I tried 20000000 instead of 200000 (i.e. graph 100 times deeper) and it still doesn't stackoverflow for the second option. Obviously I could do an iterative version of it but I'm trying to understand the underlying reason why there are such a big difference between those two recursive options so that I can learn more about Python and its underlying functionning.

I'm using Python 3.11.1.


Solution

  • lru_cache is implemented in C, its calls are interleaved with your function's calls, and your C code recursion is too deep and crashes. Your second program only has deep Python code recursion, not deep C code recursion, avoiding the issue.

    In Python 3.11 I get a similar bad crash:

    [Execution complete with exit code -11]
    

    In Python 3.12 I just get an error:

    Traceback (most recent call last):
      File "/ATO/code", line 34, in <module>
        dfs(0)
      File "/ATO/code", line 31, in dfs
        s += dfs(u) + 1
             ^^^^^^
      File "/ATO/code", line 31, in dfs
        s += dfs(u) + 1
             ^^^^^^
      File "/ATO/code", line 31, in dfs
        s += dfs(u) + 1
             ^^^^^^
      [Previous line repeated 496 more times]
    RecursionError: maximum recursion depth exceeded
    

    That's despite your sys.setrecursionlimit(2 * 10 ** 9).

    What’s New In Python 3.12 explains:

    sys.setrecursionlimit() and sys.getrecursionlimit(). The recursion limit now applies only to Python code. Builtin functions do not use the recursion limit, but are protected by a different mechanism that prevents recursion from causing a virtual machine crash

    So in 3.11, your huge limit is applied to C recursion as well, Python obediently attempts your deep recursion, its C stack overflows, and the program crashes. Whereas in 3.12 the limit doesn't apply to C recursion, Python protects itself with that different mechanism at a relatively shallow recursion depth, producing that error instead.

    Let's avoid that C recursion. If I use a (simplified) Python version of lru_cache, your first program works fine in both 3.11 and 3.12 without any other change:

    def lru_cache(_):
        def deco(f):
            memo = {}
            def wrap(x):
                if x not in memo:
                    memo[x] = f(x)
                return memo[x]
            return wrap
        return deco
    

    See CPython's GitHub Issue 3.12 setrecursionlimit is ignored in connection with @functools.cache for more details and the current progress on this. There are efforts to increase the C recursion limit, but it looks like it'll remain only in the thousands. Not enough for your super deep recursion.

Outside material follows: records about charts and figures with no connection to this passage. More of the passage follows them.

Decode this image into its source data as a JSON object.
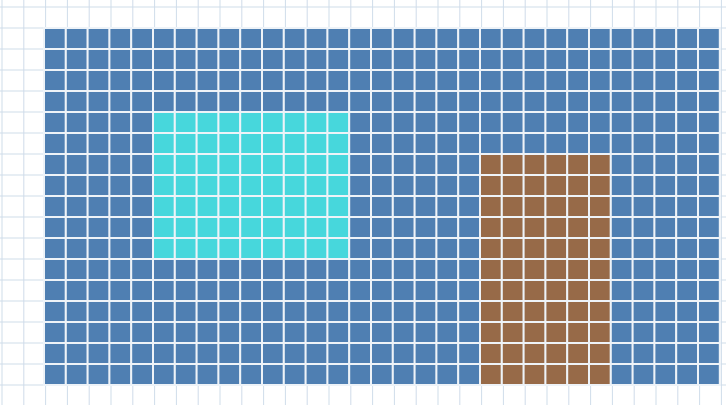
{
  "board": {
    "cols": 31,
    "rows": 17,
    "colors": {
      "background": "#ffffff",
      "grid_line": "#cfdcea",
      "field": "#4f7fb2",
      "cyan_block": "#47d7dc",
      "brown_block": "#976a48"
    },
    "regions": [
      {
        "name": "field",
        "color": "#4f7fb2",
        "col": 0,
        "row": 0,
        "cols": 31,
        "rows": 17
      },
      {
        "name": "cyan-block",
        "color": "#47d7dc",
        "col": 5,
        "row": 4,
        "cols": 9,
        "rows": 7
      },
      {
        "name": "brown-block",
        "color": "#976a48",
        "col": 20,
        "row": 6,
        "cols": 6,
        "rows": 11
      }
    ]
  }
}
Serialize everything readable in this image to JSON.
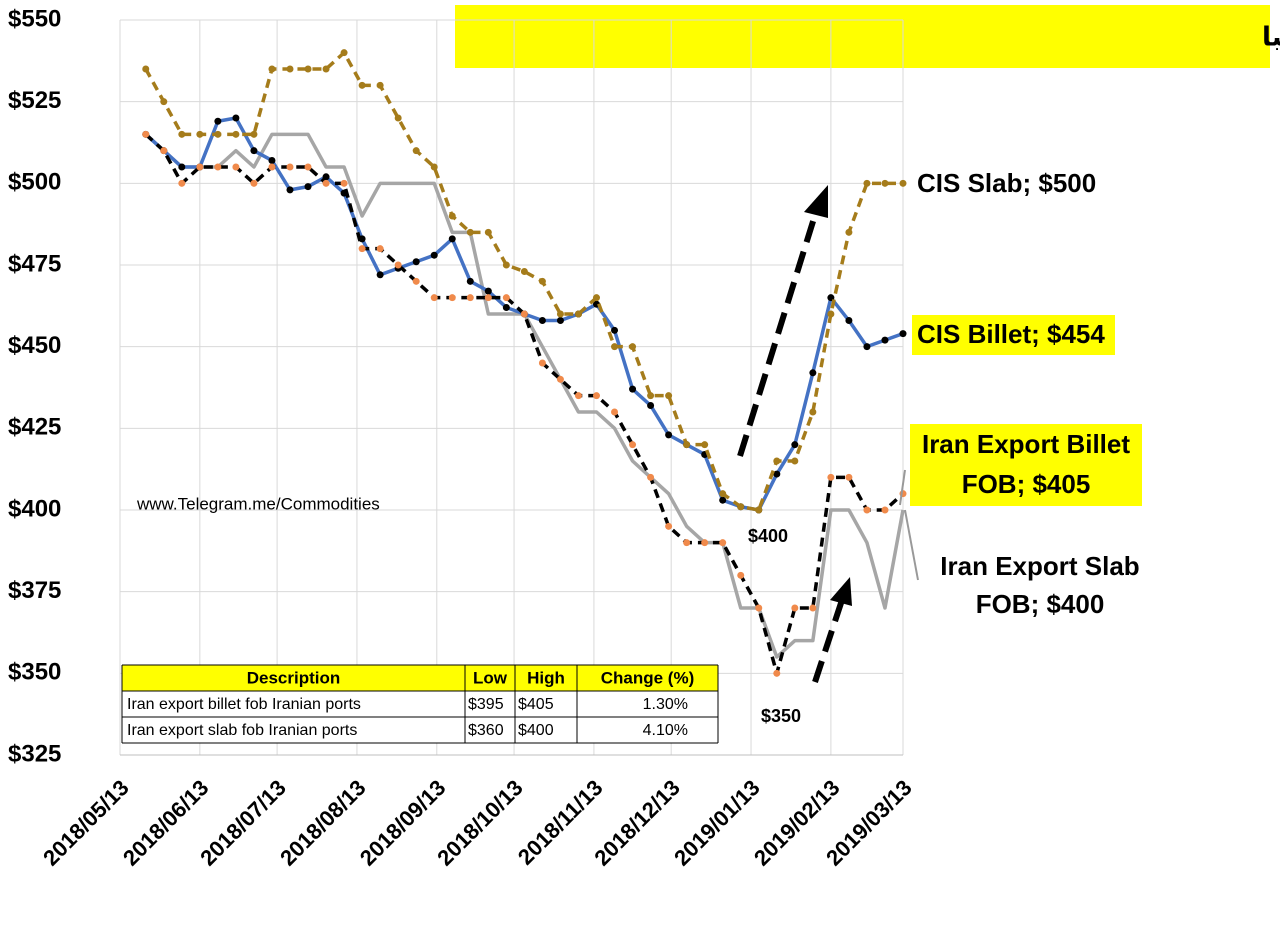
{
  "chart_data": {
    "type": "line",
    "title": "فولاد: روند تغییر هفتگی قیمتهای صادراتی ایران در مقایسه با رقبا",
    "x": [
      "2018/05/23",
      "2018/05/30",
      "2018/06/06",
      "2018/06/13",
      "2018/06/20",
      "2018/06/27",
      "2018/07/04",
      "2018/07/11",
      "2018/07/18",
      "2018/07/25",
      "2018/08/01",
      "2018/08/08",
      "2018/08/15",
      "2018/08/22",
      "2018/08/29",
      "2018/09/05",
      "2018/09/12",
      "2018/09/19",
      "2018/09/26",
      "2018/10/03",
      "2018/10/10",
      "2018/10/17",
      "2018/10/24",
      "2018/10/31",
      "2018/11/07",
      "2018/11/14",
      "2018/11/21",
      "2018/11/28",
      "2018/12/05",
      "2018/12/12",
      "2018/12/19",
      "2018/12/26",
      "2019/01/02",
      "2019/01/09",
      "2019/01/16",
      "2019/01/23",
      "2019/01/30",
      "2019/02/06",
      "2019/02/13",
      "2019/02/20",
      "2019/02/27",
      "2019/03/06",
      "2019/03/13"
    ],
    "xlim": [
      "2018/05/13",
      "2019/03/13"
    ],
    "xticks": [
      "2018/05/13",
      "2018/06/13",
      "2018/07/13",
      "2018/08/13",
      "2018/09/13",
      "2018/10/13",
      "2018/11/13",
      "2018/12/13",
      "2019/01/13",
      "2019/02/13",
      "2019/03/13"
    ],
    "ylim": [
      325,
      550
    ],
    "yticks": [
      {
        "value": 325,
        "label": "$325"
      },
      {
        "value": 350,
        "label": "$350"
      },
      {
        "value": 375,
        "label": "$375"
      },
      {
        "value": 400,
        "label": "$400"
      },
      {
        "value": 425,
        "label": "$425"
      },
      {
        "value": 450,
        "label": "$450"
      },
      {
        "value": 475,
        "label": "$475"
      },
      {
        "value": 500,
        "label": "$500"
      },
      {
        "value": 525,
        "label": "$525"
      },
      {
        "value": 550,
        "label": "$550"
      }
    ],
    "grid": true,
    "series": [
      {
        "color": "#4472c4",
        "marker_color": "#000000",
        "dashed": false,
        "values": [
          515,
          510,
          505,
          505,
          519,
          520,
          510,
          507,
          498,
          499,
          502,
          497,
          483,
          472,
          474,
          476,
          478,
          483,
          470,
          467,
          462,
          460,
          458,
          458,
          460,
          463,
          455,
          437,
          432,
          423,
          420,
          417,
          403,
          401,
          400,
          411,
          420,
          442,
          465,
          458,
          450,
          452,
          454
        ]
      },
      {
        "color": "#a57c1b",
        "marker_color": "#a57c1b",
        "dashed": true,
        "values": [
          535,
          525,
          515,
          515,
          515,
          515,
          515,
          535,
          535,
          535,
          535,
          540,
          530,
          530,
          520,
          510,
          505,
          490,
          485,
          485,
          475,
          473,
          470,
          460,
          460,
          465,
          450,
          450,
          435,
          435,
          420,
          420,
          405,
          401,
          400,
          415,
          415,
          430,
          460,
          485,
          500,
          500,
          500
        ]
      },
      {
        "color": "#000000",
        "marker_color": "#f08a4b",
        "dashed": true,
        "values": [
          515,
          510,
          500,
          505,
          505,
          505,
          500,
          505,
          505,
          505,
          500,
          500,
          480,
          480,
          475,
          470,
          465,
          465,
          465,
          465,
          465,
          460,
          445,
          440,
          435,
          435,
          430,
          420,
          410,
          395,
          390,
          390,
          390,
          380,
          370,
          350,
          370,
          370,
          410,
          410,
          400,
          400,
          405
        ]
      },
      {
        "color": "#a6a6a6",
        "marker_color": null,
        "dashed": false,
        "values": [
          515,
          510,
          505,
          505,
          505,
          510,
          505,
          515,
          515,
          515,
          505,
          505,
          490,
          500,
          500,
          500,
          500,
          485,
          485,
          460,
          460,
          460,
          450,
          440,
          430,
          430,
          425,
          415,
          410,
          405,
          395,
          390,
          390,
          370,
          370,
          355,
          360,
          360,
          400,
          400,
          390,
          370,
          400
        ]
      }
    ],
    "annotations": [
      "CIS Slab; $500",
      "CIS Billet; $454",
      "Iran Export Billet",
      "FOB; $405",
      "Iran Export Slab",
      "FOB; $400",
      "$400",
      "$350",
      "www.Telegram.me/Commodities"
    ],
    "table": {
      "columns": [
        "Description",
        "Low",
        "High",
        "Change (%)"
      ],
      "rows": [
        [
          "Iran export billet fob Iranian ports",
          "$395",
          "$405",
          "1.30%"
        ],
        [
          "Iran export slab fob Iranian ports",
          "$360",
          "$400",
          "4.10%"
        ]
      ]
    }
  }
}
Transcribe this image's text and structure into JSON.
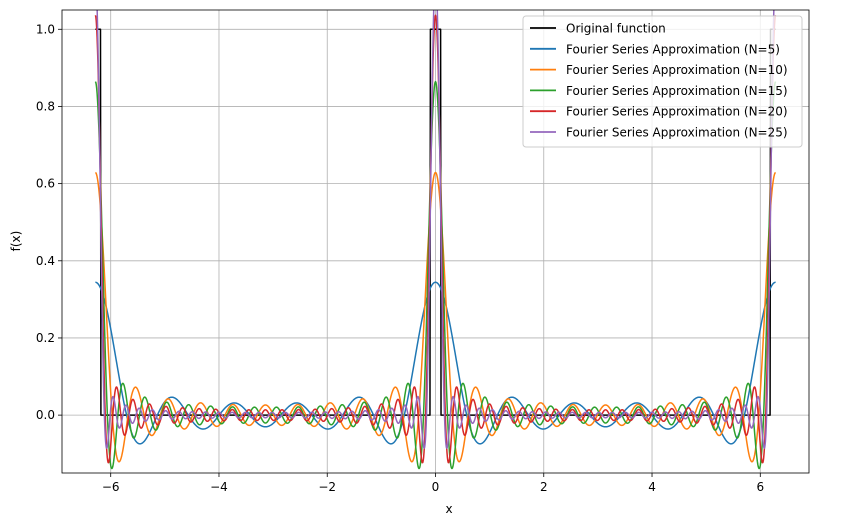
{
  "chart_data": {
    "type": "line",
    "title": "",
    "xlabel": "x",
    "ylabel": "f(x)",
    "xlim": [
      -6.9,
      6.9
    ],
    "ylim": [
      -0.15,
      1.05
    ],
    "grid": true,
    "legend_position": "top-right",
    "x_ticks": [
      -6,
      -4,
      -2,
      0,
      2,
      4,
      6
    ],
    "x_tick_labels": [
      "−6",
      "−4",
      "−2",
      "0",
      "2",
      "4",
      "6"
    ],
    "y_ticks": [
      0.0,
      0.2,
      0.4,
      0.6,
      0.8,
      1.0
    ],
    "y_tick_labels": [
      "0.0",
      "0.2",
      "0.4",
      "0.6",
      "0.8",
      "1.0"
    ],
    "x_range": [
      -6.2832,
      6.2832
    ],
    "original_function": {
      "peak_width": 0.1,
      "peak_height": 1.0
    },
    "series": [
      {
        "name": "Original function",
        "color": "#000000",
        "terms": null
      },
      {
        "name": "Fourier Series Approximation (N=5)",
        "color": "#1f77b4",
        "terms": 5
      },
      {
        "name": "Fourier Series Approximation (N=10)",
        "color": "#ff7f0e",
        "terms": 10
      },
      {
        "name": "Fourier Series Approximation (N=15)",
        "color": "#2ca02c",
        "terms": 15
      },
      {
        "name": "Fourier Series Approximation (N=20)",
        "color": "#d62728",
        "terms": 20
      },
      {
        "name": "Fourier Series Approximation (N=25)",
        "color": "#9467bd",
        "terms": 25
      }
    ]
  }
}
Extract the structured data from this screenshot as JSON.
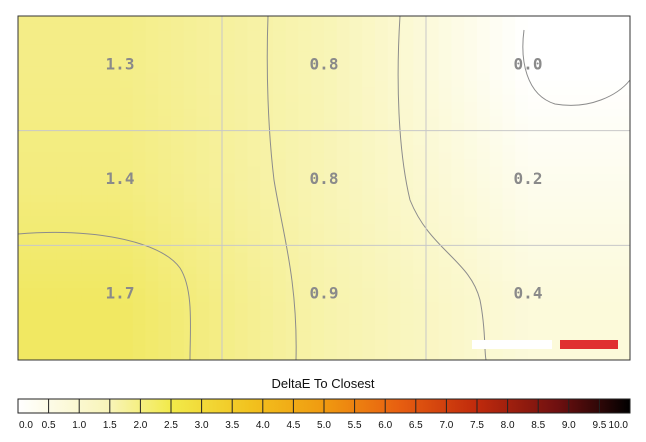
{
  "chart_data": {
    "type": "heatmap",
    "title": "",
    "rows": 3,
    "cols": 3,
    "values": [
      [
        1.3,
        0.8,
        0.0
      ],
      [
        1.4,
        0.8,
        0.2
      ],
      [
        1.7,
        0.9,
        0.4
      ]
    ],
    "value_labels": [
      [
        "1.3",
        "0.8",
        "0.0"
      ],
      [
        "1.4",
        "0.8",
        "0.2"
      ],
      [
        "1.7",
        "0.9",
        "0.4"
      ]
    ],
    "contours": true,
    "grid": true,
    "colorbar": {
      "title": "DeltaE To Closest",
      "min": 0.0,
      "max": 10.0,
      "step": 0.5,
      "tick_labels": [
        "0.0",
        "0.5",
        "1.0",
        "1.5",
        "2.0",
        "2.5",
        "3.0",
        "3.5",
        "4.0",
        "4.5",
        "5.0",
        "5.5",
        "6.0",
        "6.5",
        "7.0",
        "7.5",
        "8.0",
        "8.5",
        "9.0",
        "9.5",
        "10.0"
      ]
    },
    "marker_color": "#e03030"
  }
}
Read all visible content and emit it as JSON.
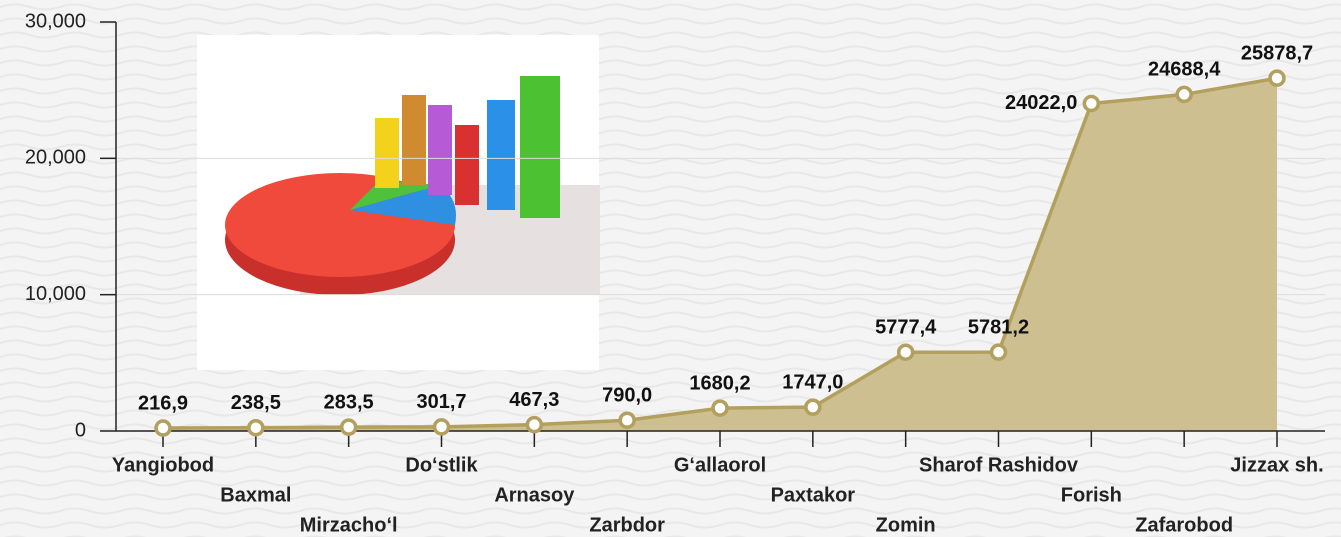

    Miscellaneous further information I might expand on later:

    If you want the Python version of the regular lru_cache, you could try the hack of importing and deleting the C version of its wrapper before you import the Python version (Technique from this answer, which did that with heapq):

    import _functools
    del _functools._lru_cache_wrapper
    from functools import lru_cache
    

    Or you could remove the import that replaces the Python implementation with the C implementation. But that's an even worse hack and I wouldn't do that. Maybe I would copy&rename the functools module and modify the copy. But I mostly mention these hacks to illustrate what's happening, or as a last resort.